Unclaimed Property Meeting in San Antonio (No, not the UPPO Conference)

Soon, more than 500 people will come to San Antonio, Texas to discuss current issues relating to unclaimed property.  Yes, the 2011 Annual Conference of the Unclaimed Property Professionals' Organization will be in San Antonio this year, but that is not the meeting we mean.

According to MySanAntonio.com, more than 500 descendants of Spanish and Mexican land grantees (e.g., people who were granted land in Texas by the Spanish and Mexican governments prior to Texas' independence) are meeting in San Antonio to request that the Texas Legislature amend the Texas Unclaimed Property Act to allow them receive unclaimed proceeds from mineral rights.
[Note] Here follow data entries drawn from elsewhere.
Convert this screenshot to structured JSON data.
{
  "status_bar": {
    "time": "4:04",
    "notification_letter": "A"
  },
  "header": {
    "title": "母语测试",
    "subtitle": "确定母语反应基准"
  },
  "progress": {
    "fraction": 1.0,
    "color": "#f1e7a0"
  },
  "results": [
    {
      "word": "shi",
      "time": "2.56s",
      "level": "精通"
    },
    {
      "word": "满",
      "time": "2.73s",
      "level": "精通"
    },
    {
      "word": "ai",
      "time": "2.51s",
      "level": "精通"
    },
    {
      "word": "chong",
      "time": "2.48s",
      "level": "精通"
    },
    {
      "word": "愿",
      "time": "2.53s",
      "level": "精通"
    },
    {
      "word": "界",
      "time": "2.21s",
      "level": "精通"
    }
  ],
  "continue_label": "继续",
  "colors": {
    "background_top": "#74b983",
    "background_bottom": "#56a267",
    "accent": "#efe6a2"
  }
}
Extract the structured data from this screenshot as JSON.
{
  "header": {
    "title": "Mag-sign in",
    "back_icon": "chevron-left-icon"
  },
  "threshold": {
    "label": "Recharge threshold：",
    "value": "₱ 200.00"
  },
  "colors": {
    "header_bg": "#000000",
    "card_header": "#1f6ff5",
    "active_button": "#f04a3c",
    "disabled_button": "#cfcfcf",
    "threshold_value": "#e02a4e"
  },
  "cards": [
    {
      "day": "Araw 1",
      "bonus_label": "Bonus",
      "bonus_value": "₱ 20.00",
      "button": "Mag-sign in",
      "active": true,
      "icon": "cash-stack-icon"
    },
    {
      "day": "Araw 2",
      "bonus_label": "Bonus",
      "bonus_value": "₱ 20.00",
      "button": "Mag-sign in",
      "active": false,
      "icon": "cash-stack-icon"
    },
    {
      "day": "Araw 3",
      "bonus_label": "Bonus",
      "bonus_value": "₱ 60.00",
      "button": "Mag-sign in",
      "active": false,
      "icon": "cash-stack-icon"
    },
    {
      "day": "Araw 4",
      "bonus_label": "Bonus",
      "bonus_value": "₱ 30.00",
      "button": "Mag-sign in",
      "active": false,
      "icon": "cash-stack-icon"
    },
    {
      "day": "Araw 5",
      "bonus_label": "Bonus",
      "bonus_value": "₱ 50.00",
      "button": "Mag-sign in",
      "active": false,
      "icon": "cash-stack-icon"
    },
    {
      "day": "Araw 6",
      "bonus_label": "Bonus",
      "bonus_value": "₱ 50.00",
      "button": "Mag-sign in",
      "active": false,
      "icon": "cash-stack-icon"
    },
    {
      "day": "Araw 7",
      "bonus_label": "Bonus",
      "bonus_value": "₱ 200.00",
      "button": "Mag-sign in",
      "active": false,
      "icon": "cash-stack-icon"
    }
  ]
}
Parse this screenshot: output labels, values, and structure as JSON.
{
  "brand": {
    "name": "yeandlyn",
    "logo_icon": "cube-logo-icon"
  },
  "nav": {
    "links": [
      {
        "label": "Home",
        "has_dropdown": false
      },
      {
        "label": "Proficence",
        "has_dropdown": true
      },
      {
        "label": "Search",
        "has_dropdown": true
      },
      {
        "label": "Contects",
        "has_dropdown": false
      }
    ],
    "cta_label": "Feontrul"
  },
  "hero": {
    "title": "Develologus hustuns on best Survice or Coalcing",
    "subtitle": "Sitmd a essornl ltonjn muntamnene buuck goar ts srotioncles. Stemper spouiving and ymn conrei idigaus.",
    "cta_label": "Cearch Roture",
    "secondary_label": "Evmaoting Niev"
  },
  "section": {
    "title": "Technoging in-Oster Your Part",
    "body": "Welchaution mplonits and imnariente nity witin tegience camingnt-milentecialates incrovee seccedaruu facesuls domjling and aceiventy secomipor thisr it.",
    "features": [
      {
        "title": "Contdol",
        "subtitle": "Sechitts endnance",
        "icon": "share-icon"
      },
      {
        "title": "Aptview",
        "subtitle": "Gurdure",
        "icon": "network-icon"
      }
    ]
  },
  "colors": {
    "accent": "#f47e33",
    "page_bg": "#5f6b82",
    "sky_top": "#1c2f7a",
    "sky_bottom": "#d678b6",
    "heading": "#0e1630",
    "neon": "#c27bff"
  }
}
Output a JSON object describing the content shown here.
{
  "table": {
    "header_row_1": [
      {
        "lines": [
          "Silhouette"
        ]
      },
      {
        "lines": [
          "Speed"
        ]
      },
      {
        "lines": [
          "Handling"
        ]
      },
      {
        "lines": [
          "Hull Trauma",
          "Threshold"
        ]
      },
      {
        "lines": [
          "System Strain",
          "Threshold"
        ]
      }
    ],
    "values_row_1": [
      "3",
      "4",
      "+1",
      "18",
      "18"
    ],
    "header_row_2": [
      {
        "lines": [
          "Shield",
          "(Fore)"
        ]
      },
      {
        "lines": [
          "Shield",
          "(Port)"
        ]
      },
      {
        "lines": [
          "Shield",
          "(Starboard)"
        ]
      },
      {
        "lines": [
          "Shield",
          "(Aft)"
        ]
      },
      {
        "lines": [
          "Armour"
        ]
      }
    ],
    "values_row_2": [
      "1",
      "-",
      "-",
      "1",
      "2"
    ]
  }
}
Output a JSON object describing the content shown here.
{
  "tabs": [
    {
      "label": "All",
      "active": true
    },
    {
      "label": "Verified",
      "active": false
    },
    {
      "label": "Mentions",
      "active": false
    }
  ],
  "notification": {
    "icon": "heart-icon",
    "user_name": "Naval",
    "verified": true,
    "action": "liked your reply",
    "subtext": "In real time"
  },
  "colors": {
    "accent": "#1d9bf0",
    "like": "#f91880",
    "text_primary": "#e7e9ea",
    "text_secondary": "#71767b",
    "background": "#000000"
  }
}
Under the Texas Unclaimed Property Act, mineral royalties and related payments are escheatable if unclaimed for 3 years.  In many instances, however, the owners of these lands have died intestate (i.e., without a will) and with no known heirs.  Accordingly, the funds have simply been escheated to the Texas Comptroller of Public Accounts, where they are unlikely ever to be claimed.

According to the article, the purported descendants of the earlier property owners "want legislation to set up a method by which the state can identify and qualify descendants of the original grantees using legal and historical documents as well as family genealogical research."